As of right now, the US dollar index is trading at 104.50, indicating a neutral performance (DXY). Strong data growth in the second quarter (Q2) and the cautious language used in the Federal Reserve’s policymakers’ most recent remarks, remarks, and statements are the reasons for the current stability.

US Economy’s Q2 Growth

In Q2, the US economy continued to grow strongly despite sporadic signals of a slowdown. This expansion has a direct bearing on the cautious approach taken by Fed representatives. Their unwillingness to lower interest rates seems to be bolstering the dollar and restraining its decline.

Recent Federal Reserve Statements

The Consumer Price Index (CPI) and Retail Sales figures for April, as well as an increase in the weekly Initial Jobless Claims, caused the USD to lose value earlier this week.
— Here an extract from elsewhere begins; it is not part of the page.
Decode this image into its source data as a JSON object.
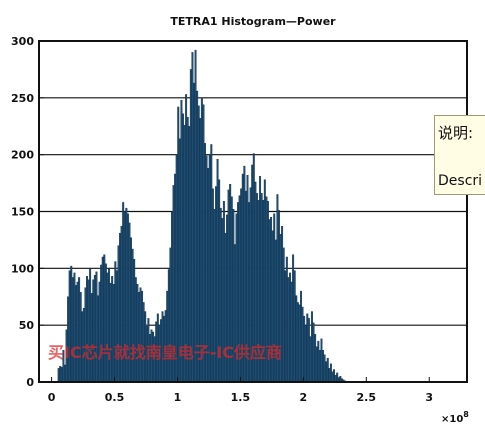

Fed officials are still circumspect, though. The Atlanta Fed’s president, Raphael Bostic, concedes that inflation picked up speed in April but says the Fed isn’t quite ready to cut the policy rate just yet. The current monetary policy stance is seen adequate by Cleveland Fed President Loretta Mester, and Richmond Fed economist Thomas Barking highlights the significance of achieving inflation targets.

Market Expectations

The markets are speculating that an easing cycle may begin in September. There is a higher chance that month of the first rate cut, according to the CME FedWatch Tool.

Technical Forecast:

Technically speaking, the DXY outlook is still negative even though signs are flattening. Though it is still flat in negative territory, the Relative Strength Index (RSI) does not entirely reflect a strong selling trend. There may be a respite in the strong bearish trend, as indicated by the Moving Average Convergence Divergence (MACD).

Technical Outlook:

Simple Moving Averages (SMAs), on the other hand, paint a different image. Following a drop and subsequent recovery at the 100-day SMA, the DXY Index is still below the 20-day SMA. Although bears have maintained their position, the fact that they have managed to stay above the 100 and 200-day SMAs indicates that bulls are still somewhat present.

The market is expecting possible rate cuts later this year, which is keeping the US dollar in a neutral position despite the cautious remarks from the Fed and strong Q2 GDP.